I stayed quiet, scrubbing a plate so hard my knuckles turned white. But Katrina wasn't done. Her tone shifted, turning sickly sweet, like honey laced with poison. "You know, I'm nice, Ashley. Really nice. So nice, I'd even consider sharing my man with you."

I spun around, my eyes fixed on her feet, refusing to meet her gaze. "I don't want your man," I snapped, my voice low but firm, the anger bubbling up before I could stop it.

"Oh, don't you?" she said, her smile widening, all fake sweetness. "Come on, I know how this mate thing works. You're dying inside, aren't you? Torn up because he's yours but not really. The only way to fix that torment is to reject each other. You and Adrian-you need to cut the bond."

I froze, her words sinking in. Reject him? The thought made my stomach twist, and Alexa let out another soft whimper. Katrina kept talking, like she was enjoying every second of this. "Speaking of Adrian, he actually sent me to get you."

My head snapped up, and I met her eyes this time, searching for the lie. "What?" I said, my voice barely above a whisper. "You think I'm lying?" she exclaimed, her hands on her hips, like she was offended I'd even question her. "I know it's a big deal, getting called by the alpha himself. Trust me, I get it. But yeah, he's waiting for you. Right now."

She looked me up and down, her nose wrinkling like I was something she'd scraped off her shoe. "You might want to change into something... less embarrassing," she said, her voice full of pity she didn't mean.

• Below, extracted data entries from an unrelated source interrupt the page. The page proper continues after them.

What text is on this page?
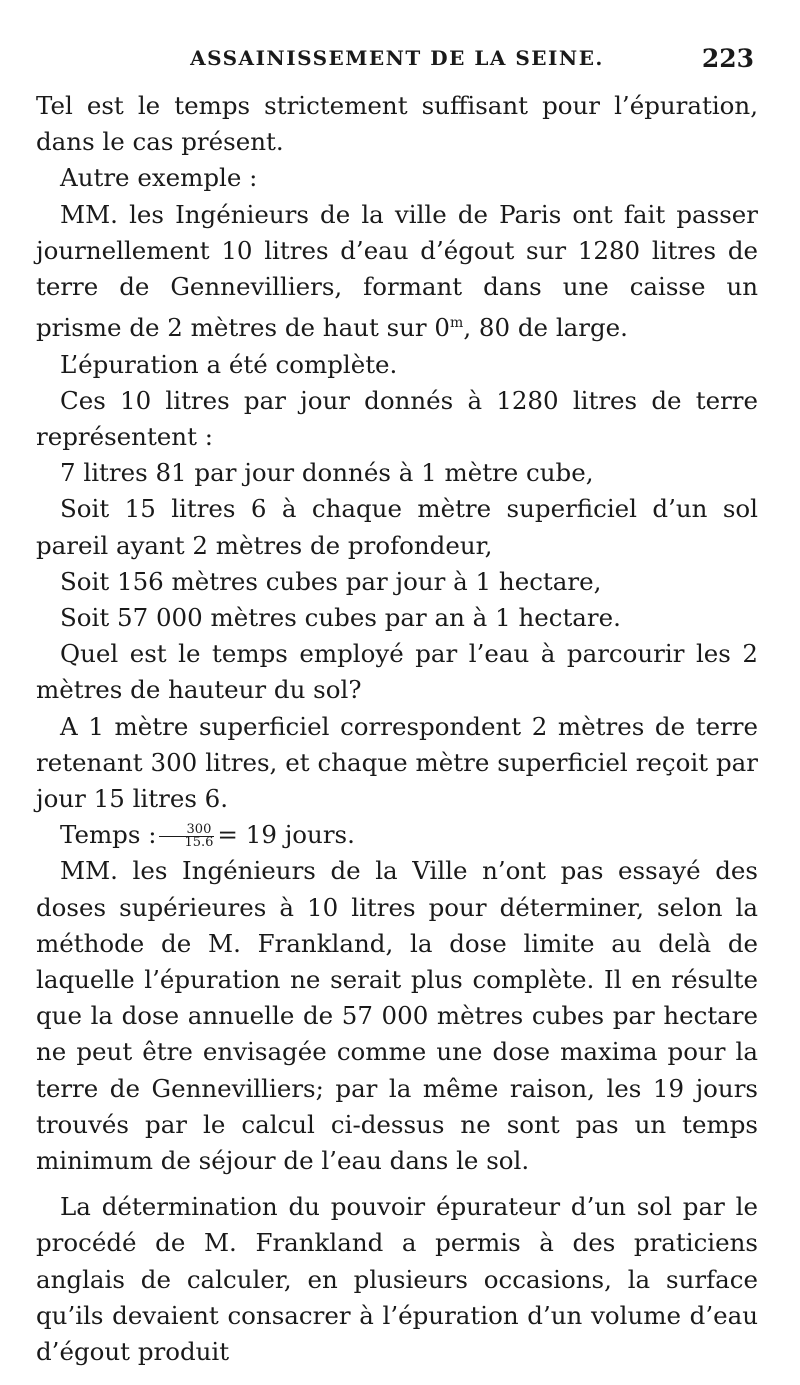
ASSAINISSEMENT DE LA SEINE.	223

Tel est le temps strictement suffisant pour l’épuration, dans le cas présent.

Autre exemple :

MM. les Ingénieurs de la ville de Paris ont fait passer journellement 10 litres d’eau d’égout sur 1280 litres de terre de Gennevilliers, formant dans une caisse un prisme de 2 mètres de haut sur 0$^m$, 80 de large.

L’épuration a été complète.

Ces 10 litres par jour donnés à 1280 litres de terre représentent :

7 litres 81 par jour donnés à 1 mètre cube,

Soit 15 litres 6 à chaque mètre superficiel d’un sol pareil ayant 2 mètres de profondeur,

Soit 156 mètres cubes par jour à 1 hectare,

Soit 57 000 mètres cubes par an à 1 hectare.

Quel est le temps employé par l’eau à parcourir les 2 mètres de hauteur du sol?

A 1 mètre superficiel correspondent 2 mètres de terre retenant 300 litres, et chaque mètre superficiel reçoit par jour 15 litres 6.

Temps : $\frac{300}{15.6} = 19$ jours.

MM. les Ingénieurs de la Ville n’ont pas essayé des doses supérieures à 10 litres pour déterminer, selon la méthode de M. Frankland, la dose limite au delà de laquelle l’épuration ne serait plus complète. Il en résulte que la dose annuelle de 57 000 mètres cubes par hectare ne peut être envisagée comme une dose maxima pour la terre de Gennevilliers; par la même raison, les 19 jours trouvés par le calcul ci-dessus ne sont pas un temps minimum de séjour de l’eau dans le sol.

La détermination du pouvoir épurateur d’un sol par le procédé de M. Frankland a permis à des praticiens anglais de calculer, en plusieurs occasions, la surface qu’ils devaient consacrer à l’épuration d’un volume d’eau d’égout produit
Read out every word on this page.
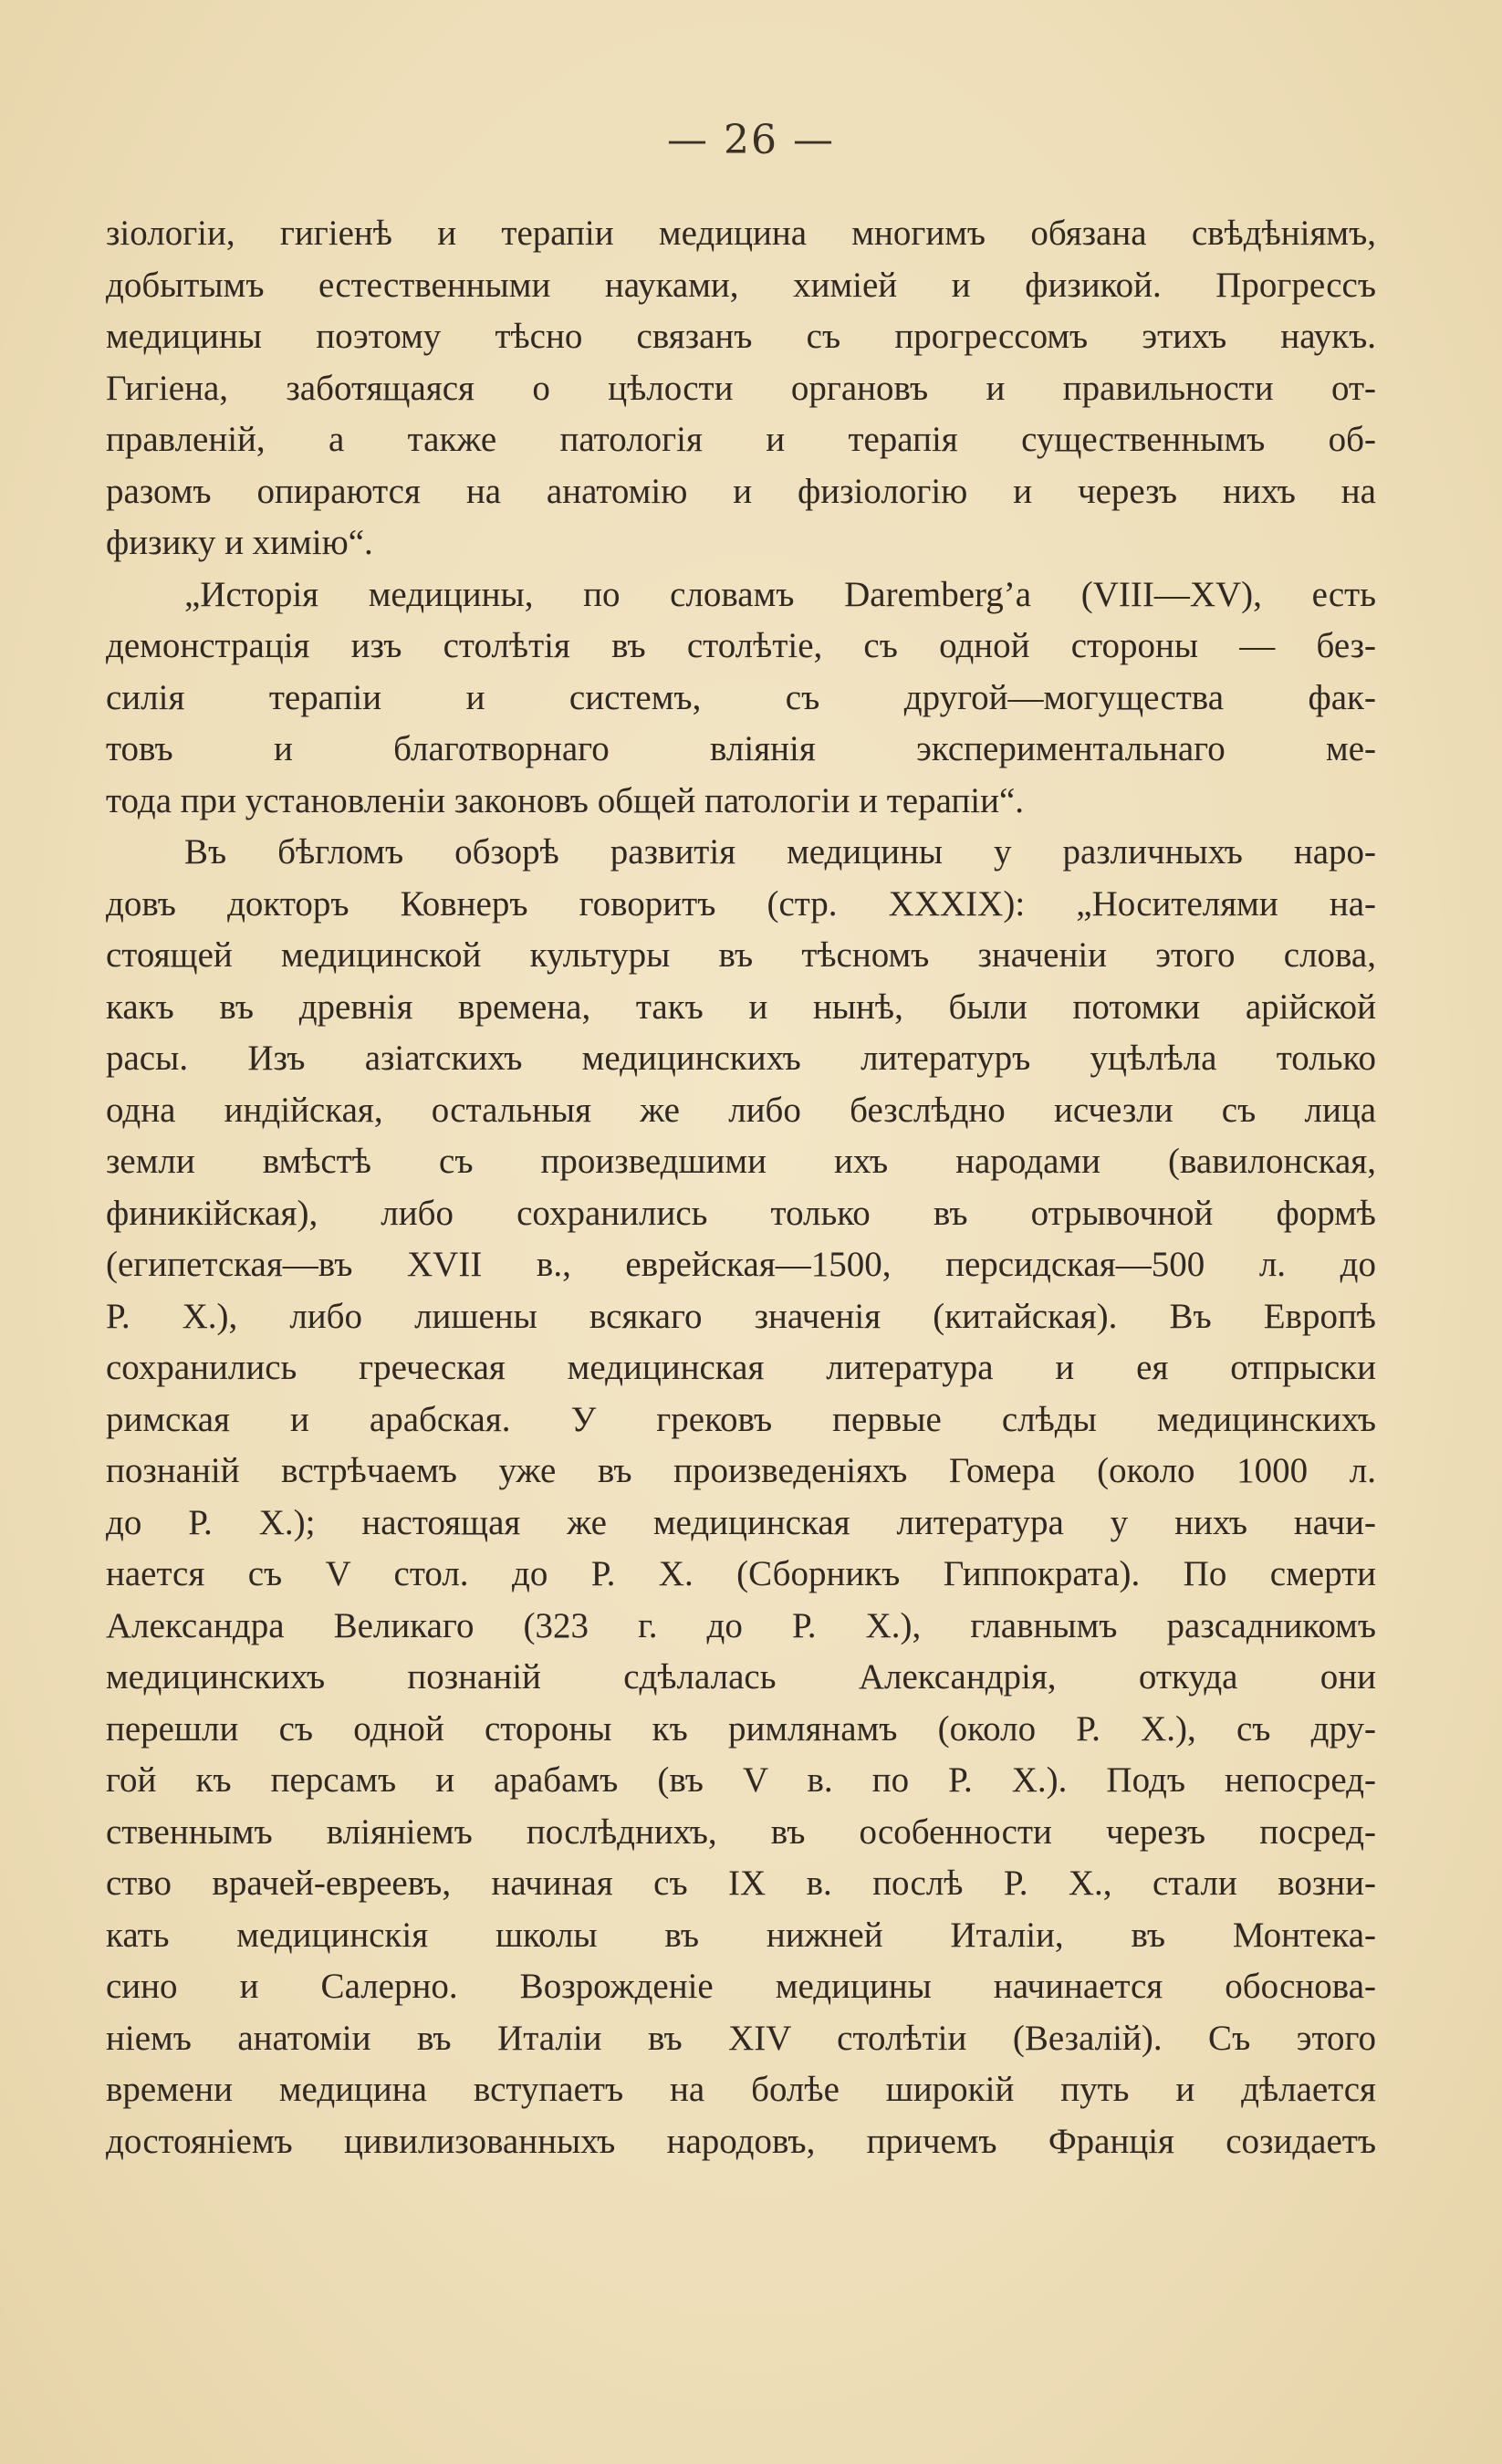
— 26 —
зіологіи, гигіенѣ и терапіи медицина многимъ обязана свѣдѣніямъ,
добытымъ естественными науками, химіей и физикой. Прогрессъ
медицины поэтому тѣсно связанъ съ прогрессомъ этихъ наукъ.
Гигіена, заботящаяся о цѣлости органовъ и правильности от-
правленій, а также патологія и терапія существеннымъ об-
разомъ опираются на анатомію и физіологію и черезъ нихъ на
физику и химію“.
„Исторія медицины, по словамъ Daremberg’a (VIII—XV), есть
демонстрація изъ столѣтія въ столѣтіе, съ одной стороны — без-
силія терапіи и системъ, съ другой—могущества фак-
товъ и благотворнаго вліянія экспериментальнаго ме-
тода при установленіи законовъ общей патологіи и терапіи“.
Въ бѣгломъ обзорѣ развитія медицины у различныхъ наро-
довъ докторъ Ковнеръ говоритъ (стр. XXXIX): „Носителями на-
стоящей медицинской культуры въ тѣсномъ значеніи этого слова,
какъ въ древнія времена, такъ и нынѣ, были потомки арійской
расы. Изъ азіатскихъ медицинскихъ литературъ уцѣлѣла только
одна индійская, остальныя же либо безслѣдно исчезли съ лица
земли вмѣстѣ съ произведшими ихъ народами (вавилонская,
финикійская), либо сохранились только въ отрывочной формѣ
(египетская—въ XVII в., еврейская—1500, персидская—500 л. до
Р. Х.), либо лишены всякаго значенія (китайская). Въ Европѣ
сохранились греческая медицинская литература и ея отпрыски
римская и арабская. У грековъ первые слѣды медицинскихъ
познаній встрѣчаемъ уже въ произведеніяхъ Гомера (около 1000 л.
до Р. Х.); настоящая же медицинская литература у нихъ начи-
нается съ V стол. до Р. Х. (Сборникъ Гиппократа). По смерти
Александра Великаго (323 г. до Р. Х.), главнымъ разсадникомъ
медицинскихъ познаній сдѣлалась Александрія, откуда они
перешли съ одной стороны къ римлянамъ (около Р. Х.), съ дру-
гой къ персамъ и арабамъ (въ V в. по Р. Х.). Подъ непосред-
ственнымъ вліяніемъ послѣднихъ, въ особенности черезъ посред-
ство врачей-евреевъ, начиная съ IX в. послѣ Р. Х., стали возни-
кать медицинскія школы въ нижней Италіи, въ Монтека-
сино и Салерно. Возрожденіе медицины начинается обоснова-
ніемъ анатоміи въ Италіи въ XIV столѣтіи (Везалій). Съ этого
времени медицина вступаетъ на болѣе широкій путь и дѣлается
достояніемъ цивилизованныхъ народовъ, причемъ Франція созидаетъ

Before I could say anything, she tossed a small bag at me, the contents rustling as it landed in my hands. "I'm feeling generous today, so I'll let you borrow something of mine. Don't say I never did anything for you."

I opened my mouth to argue, to ask who was going to finish cleaning up if I left-because I *knew* I'd be the one in trouble if the kitchen was a mess tomorrow. But she cut me off, already turning to leave. "Third door on the right, top floor," she called over her shoulder, her voice light and casual, like she hadn't just turned my world upside down. And with that, she was gone.

I stood there, clutching the bag, my mind racing. Was she serious? Was Adrian really waiting for me? Or was this just another one of her games, some twisted setup to humiliate me in front of everyone? Alexa was quiet, but I could feel her stirring, her hope battling my doubt. I wanted to believe Adrian had sent for me, that maybe-just maybe-he was ready to face whatever this mate bond was. But the memory of his angry eyes, the way he'd walked away without a word, made my chest ache. What if I went up there and he rejected me? What if Katrina was setting me up to fall?

I glanced at the bag in my hands, tempted to open it but not sure I wanted to play along with her plan. The kitchen was still a mess, plates piled high, counters cluttered with leftovers. If I left now, I'd pay for it later. But if Adrian was really waiting... I shook my head, trying to clear the fog. I didn't know what to do, but standing here wasn't going to answer any questions.

I set the bag down on the counter, my hands trembling as I tried to focus. Part of me wanted to run-out of the kitchen, out of the packhouse, out of Iron Fang altogether. That was the plan, wasn't it? Get my wolf and go. But Alexa's quiet hope held me back, her voice from last night echoing in my head: *He might accept us.* I didn't know if I believed her, but I couldn't ignore her either.